I just started doing lyft and I have only put about 7 hours in.. . I was wondering, how do you track your miles? I asked my CPA but was wondering, do you only log when you are in driver mode? what if I turn it off and head to the surge? or the gas station? What if don't deduct these? 
Also, what other sort of things do you keep track of while working.
Thanks


----------



## Stygge (Jan 9, 2016)

You should log the miles necessary for making your income. App on or off is not the key. If all your driving for 5 hours is for uber or lyft then just record your start and end odometer and location. Also log odometer for the first and last day of the year.


----------



## UberTaxPro (Oct 3, 2014)

Citydriver said:


> I just started doing lyft and I have only put about 7 hours in.. . I was wondering, how do you track your miles? I asked my CPA but was wondering, do you only log when you are in driver mode? what if I turn it off and head to the surge? or the gas station? What if don't deduct these?
> Also, what other sort of things do you keep track of while working.
> Thanks


The test is whether the miles are ordinary and necessary. What if I turn it off and head to the surge? I would say yes heading to a surge would be ordinary and necessary business miles. Same for trip to gas station.
Both criteria, *ordinary and necessary,* need to be met for the expense to be deductible. For an expenditure to be an *ordinary expense*, it must be a common or usual expense in one's business and an acceptable or customary expense for one's business.
The term* necessary* for tax purposes has a wider definition than that found in common usage today. The expense does not have to be "absolutely necessary" in the sense that it is "indispensable" to carrying on the business. It only needs to be helpful to one's business as well as appropriate for one's business.


----------



## Citydriver (Mar 8, 2016)

So, say I drive a total of 100 miles the whole day. Including personal driving and my second job. I tell IRS that I drove 60 miles for lyft. Is the IRS ever going to question this? If I forgot to record miles, or pause the trip log?


----------



## UberTaxPro (Oct 3, 2014)

Citydriver said:


> So, say I drive a total of 100 miles the whole day. Including personal driving and my second job. I tell IRS that I drove 60 miles for lyft. Is the IRS ever going to question this? If I forgot to record miles, or pause the trip log?
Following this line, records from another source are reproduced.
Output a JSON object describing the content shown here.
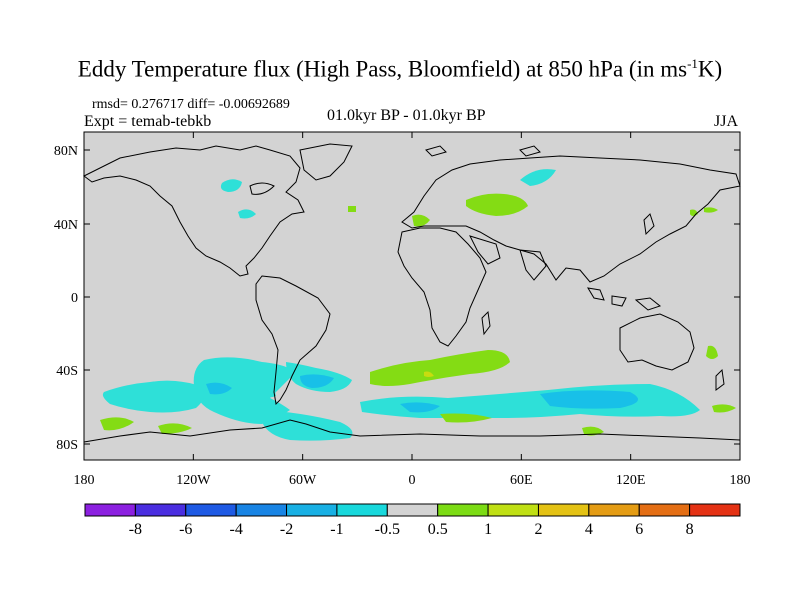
{
  "title": {
    "main": "Eddy Temperature flux (High Pass, Bloomfield) at 850 hPa (in ms",
    "sup": "-1",
    "tail": "K)"
  },
  "stats": "rmsd= 0.276717 diff= -0.00692689",
  "experiment": "Expt = temab-tebkb",
  "period": "01.0kyr BP - 01.0kyr BP",
  "season": "JJA",
  "axes": {
    "lat_ticks": [
      "80N",
      "40N",
      "0",
      "40S",
      "80S"
    ],
    "lon_ticks": [
      "180",
      "120W",
      "60W",
      "0",
      "60E",
      "120E",
      "180"
    ]
  },
  "colors": {
    "ocean_land_bg": "#d3d3d3",
    "neg_fill": "#2ee0d8",
    "neg_fill2": "#18c0e8",
    "pos_fill": "#84dc14",
    "pos_fill2": "#c8dc10"
  },
  "colorbar": {
    "bins": [
      "#8c20e0",
      "#4a2ee0",
      "#1e5ae4",
      "#1884e4",
      "#18b0e4",
      "#18d8dc",
      "#d3d3d3",
      "#7cdc14",
      "#c0e014",
      "#e4c214",
      "#e49c14",
      "#e46e14",
      "#e43214"
    ],
    "labels": [
      "-8",
      "-6",
      "-4",
      "-2",
      "-1",
      "-0.5",
      "0.5",
      "1",
      "2",
      "4",
      "6",
      "8"
    ]
  }
}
Just keep good records and deduct all business miles you're entitled to and you'll never have to worry about the IRS questioning anything.


----------



## Dajark (Dec 10, 2015)

How do you account for dead miles without any records? Trying to do my taxes, but I know dead miles account for much more mileage than the on trip miles uber documented.


----------



## observer (Dec 11, 2014)

Dajark said:


> How do you account for dead miles without any records? Trying to do my taxes, but I know dead miles account for much more mileage than the on trip miles uber documented.


If you are trying to figure out your dead miles for last year it's too late.

I would turn on app, write down starting mileage. When done for the day turn off app write down ending mileage. All miles in between are deductible as long as you were available and looking for pings.

In order to deduct the mileage, you must keep a daily log.


----------